同じ竜として、その死に様は、見ているだけで恐ろしいのだろう。爪も牙も、何の役にも立たずに、ただ内側から命を吸い尽くされて死ぬ。それは、戦って死ぬよりも、はるかに無惨な最期だった。
「何が、そんなことを……」
その時、メルナが、竜の骸の近くで立ち止まっていた。
その右手が、微かに震えている。
「……ママ」
「メルナ?」
「この竜たちの近くにいると……私の竜核が、ざわつきます」
「! メルナ、離れろ!」
リーザスが、メルナの腕を引いて、竜の骸から遠ざける。
「……おっさん、ただの試験の事故じゃねえぞ、こりゃ」
カモが、険しい顔でリーザスを見た。
「この山全体に、何かが仕掛けられてやがる。……竜を殺す、毒だ」
「毒……だと?」
リーザスの背筋に、冷たいものが走った。
竜を殺す毒。そんなものが、この世界に存在するのか。そして、それを撒いたのは、誰だ。
◇
「と、とにかく外に出るぞ!」
リーザスが、出口へと走る。
(これは異常事態だ。外に出て、ヴィクトール校長たちに知らせないと……!)
バアンッ!
見えない壁に、リーザスたちが弾き飛ばされた。
「な、なんだこれは!」
巨大な魔法陣の壁が、門の前にバリアのように展開されていた。
「これは魔法です。誰かが、外に出られないように結界を……!」
メルナが、青ざめる。
その時、暗がりから、よろめく影が現れた。
「リ、リーザスさん……」
「ルーカ! なんでお前がここに!? お前は外で待っていたはずだろ!」
「ゾラが、攻めてきたんです。

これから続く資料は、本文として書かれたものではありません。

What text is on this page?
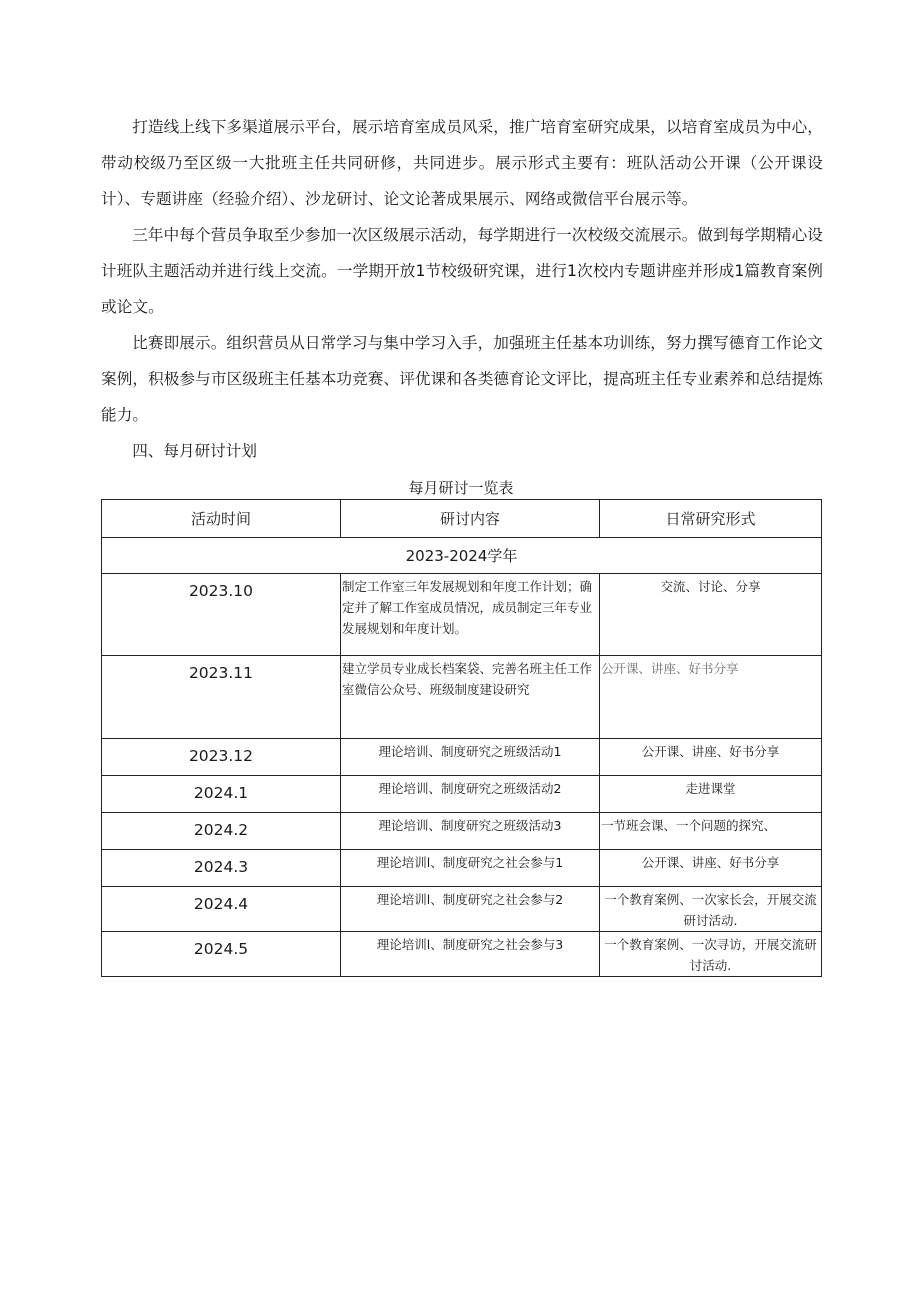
打造线上线下多渠道展示平台，展示培育室成员风采，推广培育室研究成果，以培育室成员为中心，带动校级乃至区级一大批班主任共同研修，共同进步。展示形式主要有：班队活动公开课（公开课设计）、专题讲座（经验介绍）、沙龙研讨、论文论著成果展示、网络或微信平台展示等。

三年中每个营员争取至少参加一次区级展示活动，每学期进行一次校级交流展示。做到每学期精心设计班队主题活动并进行线上交流。一学期开放1节校级研究课，进行1次校内专题讲座并形成1篇教育案例或论文。

比赛即展示。组织营员从日常学习与集中学习入手，加强班主任基本功训练，努力撰写德育工作论文案例，积极参与市区级班主任基本功竞赛、评优课和各类德育论文评比，提高班主任专业素养和总结提炼能力。

四、每月研讨计划

每月研讨一览表
活动时间	研讨内容	日常研究形式
2023-2024学年		
2023.10	制定工作室三年发展规划和年度工作计划；确定并了解工作室成员情况，成员制定三年专业发展规划和年度计划。	交流、讨论、分享
2023.11	建立学员专业成长档案袋、完善名班主任工作室微信公众号、班级制度建设研究	公开课、讲座、好书分享
2023.12	理论培训、制度研究之班级活动1	公开课、讲座、好书分享
2024.1	理论培训、制度研究之班级活动2	走进课堂
2024.2	理论培训、制度研究之班级活动3	一节班会课、一个问题的探究、
2024.3	理论培训l、制度研究之社会参与1	公开课、讲座、好书分享
2024.4	理论培训l、制度研究之社会参与2	一个教育案例、一次家长会，开展交流研讨活动.
2024.5	理论培训l、制度研究之社会参与3	一个教育案例、一次寻访，开展交流研讨活动.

僕は避難のために、出口から山に入りました」
ルーカが、息も絶え絶えに言う。
「そしたら、閉じ込められてしまったんです……」
「ゾラが……!」
敵国ゾラ。長きにわたり、セイラムと戦争を続けてきた、宿敵。
「ヴィクトール校長や、ダミアンはどうなったんだ!?」
「わかりません。僕も、無我夢中で……」
ルーカは、力なく俯いた。
いつもの、人懐っこい後輩の顔。寮で「頑張ってください、待ってますから」と見送ってくれた、あのルーカだ。リーザスは、混乱しながらも、彼が無事だったことに、わずかな安堵を覚えていた。
メルナが、リーザスの袖を強く掴んだ。
「ママ……この結界、普通の魔法じゃないです。竜の魔力で出来ています」
「竜の魔力だと……?」
リーザスは、改めて目の前の魔法陣を見上げた。
禍々しく脈打つ、その壁。死んだ竜たちと、同じ気配がする。
(ゾラの侵攻。竜の大量死。竜の魔法で閉じられた結界。……一体、何が起きてるんだ)
断片的な情報が、頭の中で繋がりそうで、繋がらない。
だが、一つだけ確かなことがあった。これは、偶然などではない。誰かが、明確な意図を持って、この惨劇を引き起こしたのだ。
驚愕する、リーザス、メルナ、カモ。
血の海の中に閉じ込められ、出口は塞がれた。
最悪の状況が、静かに牙を剥こうとしていた。